Dave Couch, an operator at the Arcata Wastewater Treatment Plant, attributes the cause of most mass limit violations to such storm events, particularly at the beginning of the rainy season. During the warmer, dry summer months a "large standing crop of algae" accumulates in the oxidation ponds and treatment wetlands. When the rainy season begins, the increased flows due to stormwater infiltration flush out this algae (Couch, 2008). The increased volume of water surges through the Arcata Wastewater Treatment Plant at a rapid rate and is not retained in the treatment wetlands long enough to effectively eliminate BOD and TSS.

Percent Removal Difficulties Due to Dilution

The rainy season also poses difficulties in compliance with the 85% Percent Removal requirement. This component requires an over-arching 85% removal of all criteria pollutants from the influent before discharge.
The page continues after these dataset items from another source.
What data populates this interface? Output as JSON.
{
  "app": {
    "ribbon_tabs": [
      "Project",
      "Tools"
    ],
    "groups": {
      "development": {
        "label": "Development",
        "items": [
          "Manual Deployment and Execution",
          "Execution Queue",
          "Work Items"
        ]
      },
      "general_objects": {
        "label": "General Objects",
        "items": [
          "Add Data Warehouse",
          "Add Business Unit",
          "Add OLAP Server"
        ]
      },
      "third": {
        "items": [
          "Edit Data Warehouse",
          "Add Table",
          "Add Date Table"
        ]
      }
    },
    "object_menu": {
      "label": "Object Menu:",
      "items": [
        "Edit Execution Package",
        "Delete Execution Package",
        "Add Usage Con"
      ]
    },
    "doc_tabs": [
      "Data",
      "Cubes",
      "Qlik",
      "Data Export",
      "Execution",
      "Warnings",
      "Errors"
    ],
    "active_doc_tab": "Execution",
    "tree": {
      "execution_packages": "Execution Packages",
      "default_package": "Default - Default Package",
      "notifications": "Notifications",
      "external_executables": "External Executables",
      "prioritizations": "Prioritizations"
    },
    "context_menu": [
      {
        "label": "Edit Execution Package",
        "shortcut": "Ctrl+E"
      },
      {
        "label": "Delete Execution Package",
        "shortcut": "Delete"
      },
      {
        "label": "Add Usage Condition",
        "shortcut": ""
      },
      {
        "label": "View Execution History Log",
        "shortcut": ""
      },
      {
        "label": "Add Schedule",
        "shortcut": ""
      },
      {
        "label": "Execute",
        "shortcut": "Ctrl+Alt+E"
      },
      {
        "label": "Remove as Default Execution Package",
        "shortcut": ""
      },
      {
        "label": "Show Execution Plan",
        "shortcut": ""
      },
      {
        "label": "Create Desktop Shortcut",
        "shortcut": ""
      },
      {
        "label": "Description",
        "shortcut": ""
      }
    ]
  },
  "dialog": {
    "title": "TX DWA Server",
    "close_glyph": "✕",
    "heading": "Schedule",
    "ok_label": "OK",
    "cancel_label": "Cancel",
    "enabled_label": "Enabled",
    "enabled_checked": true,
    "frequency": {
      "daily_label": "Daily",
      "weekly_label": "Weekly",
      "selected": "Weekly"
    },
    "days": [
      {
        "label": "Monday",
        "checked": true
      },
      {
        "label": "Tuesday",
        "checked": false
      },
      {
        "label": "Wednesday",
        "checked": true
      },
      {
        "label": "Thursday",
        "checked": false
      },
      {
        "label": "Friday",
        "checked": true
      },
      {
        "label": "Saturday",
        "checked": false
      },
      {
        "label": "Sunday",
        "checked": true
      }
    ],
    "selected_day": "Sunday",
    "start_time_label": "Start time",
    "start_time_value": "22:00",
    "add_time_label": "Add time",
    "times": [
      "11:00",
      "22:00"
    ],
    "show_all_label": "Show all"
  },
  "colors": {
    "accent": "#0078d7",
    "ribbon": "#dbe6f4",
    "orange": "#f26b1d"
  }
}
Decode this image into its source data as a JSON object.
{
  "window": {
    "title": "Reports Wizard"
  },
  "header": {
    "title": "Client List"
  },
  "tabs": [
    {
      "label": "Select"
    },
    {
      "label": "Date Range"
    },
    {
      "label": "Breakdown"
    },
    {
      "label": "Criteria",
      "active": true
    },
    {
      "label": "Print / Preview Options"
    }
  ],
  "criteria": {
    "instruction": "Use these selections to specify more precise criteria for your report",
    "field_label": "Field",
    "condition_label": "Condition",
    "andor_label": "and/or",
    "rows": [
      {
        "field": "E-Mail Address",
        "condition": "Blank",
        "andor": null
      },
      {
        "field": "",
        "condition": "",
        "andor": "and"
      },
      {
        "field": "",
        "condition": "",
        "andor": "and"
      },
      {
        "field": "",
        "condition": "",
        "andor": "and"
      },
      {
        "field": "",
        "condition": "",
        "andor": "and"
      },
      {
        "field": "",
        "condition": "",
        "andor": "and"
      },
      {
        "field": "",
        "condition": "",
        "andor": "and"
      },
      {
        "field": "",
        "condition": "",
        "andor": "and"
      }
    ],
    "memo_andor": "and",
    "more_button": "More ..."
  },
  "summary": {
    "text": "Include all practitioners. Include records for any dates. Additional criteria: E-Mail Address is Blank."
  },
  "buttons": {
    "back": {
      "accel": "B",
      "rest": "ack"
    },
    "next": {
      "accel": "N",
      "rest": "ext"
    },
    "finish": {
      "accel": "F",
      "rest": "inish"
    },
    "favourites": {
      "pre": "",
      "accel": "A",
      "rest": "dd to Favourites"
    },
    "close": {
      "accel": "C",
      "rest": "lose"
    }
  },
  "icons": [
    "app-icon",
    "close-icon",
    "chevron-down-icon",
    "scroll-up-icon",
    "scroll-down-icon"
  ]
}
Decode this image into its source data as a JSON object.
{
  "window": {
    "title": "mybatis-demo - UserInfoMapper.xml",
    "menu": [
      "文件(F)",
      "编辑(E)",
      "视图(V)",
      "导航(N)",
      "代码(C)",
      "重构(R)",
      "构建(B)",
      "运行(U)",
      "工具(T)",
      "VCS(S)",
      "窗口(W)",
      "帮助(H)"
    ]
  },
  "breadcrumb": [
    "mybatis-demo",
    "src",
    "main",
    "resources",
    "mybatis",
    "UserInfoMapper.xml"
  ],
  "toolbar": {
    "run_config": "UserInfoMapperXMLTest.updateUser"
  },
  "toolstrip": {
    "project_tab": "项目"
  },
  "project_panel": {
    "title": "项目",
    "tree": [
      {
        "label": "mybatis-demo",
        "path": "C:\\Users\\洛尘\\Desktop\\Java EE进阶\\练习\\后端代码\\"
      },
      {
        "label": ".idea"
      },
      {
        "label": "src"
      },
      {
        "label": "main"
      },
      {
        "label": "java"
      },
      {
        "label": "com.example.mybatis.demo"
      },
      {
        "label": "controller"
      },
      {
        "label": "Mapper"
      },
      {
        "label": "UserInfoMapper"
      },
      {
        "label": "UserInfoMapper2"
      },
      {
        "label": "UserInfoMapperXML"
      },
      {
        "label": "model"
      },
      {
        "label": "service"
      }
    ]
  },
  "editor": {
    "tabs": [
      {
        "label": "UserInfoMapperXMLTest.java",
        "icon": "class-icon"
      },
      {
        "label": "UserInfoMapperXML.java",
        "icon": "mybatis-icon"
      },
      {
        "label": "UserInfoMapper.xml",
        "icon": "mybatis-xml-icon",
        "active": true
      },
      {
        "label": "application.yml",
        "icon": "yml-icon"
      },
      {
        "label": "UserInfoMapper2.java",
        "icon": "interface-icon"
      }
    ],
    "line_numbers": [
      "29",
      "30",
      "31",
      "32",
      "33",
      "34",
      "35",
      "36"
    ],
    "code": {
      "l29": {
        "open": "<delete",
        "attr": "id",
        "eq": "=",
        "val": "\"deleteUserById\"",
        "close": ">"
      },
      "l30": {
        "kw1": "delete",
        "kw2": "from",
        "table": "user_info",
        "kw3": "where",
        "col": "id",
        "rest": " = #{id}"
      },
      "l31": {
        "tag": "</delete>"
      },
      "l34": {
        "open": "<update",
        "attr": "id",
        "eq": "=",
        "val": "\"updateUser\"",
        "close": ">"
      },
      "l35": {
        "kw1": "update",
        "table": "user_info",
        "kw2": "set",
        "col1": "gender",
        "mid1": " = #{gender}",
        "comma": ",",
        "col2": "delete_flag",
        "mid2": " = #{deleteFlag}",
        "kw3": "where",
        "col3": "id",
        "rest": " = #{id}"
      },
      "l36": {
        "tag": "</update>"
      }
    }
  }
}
Under normal operating loads, influent concentrations entering the Arcata Wastewater Treatment Plant are around 200-300 mg/L (Couch, 2008). The 85% removal would then require effluent discharge levels to be 30 mg/L or lower, which is in line with plant performance under normal conditions. However, when peak flows occur during the rainy season, stormwater dilutes the concentration of influent to around 80 mg/L (Couch, 2008). The effluent would then need to be treated to a concentration of 12 mg/L to meet the percent removal requirement.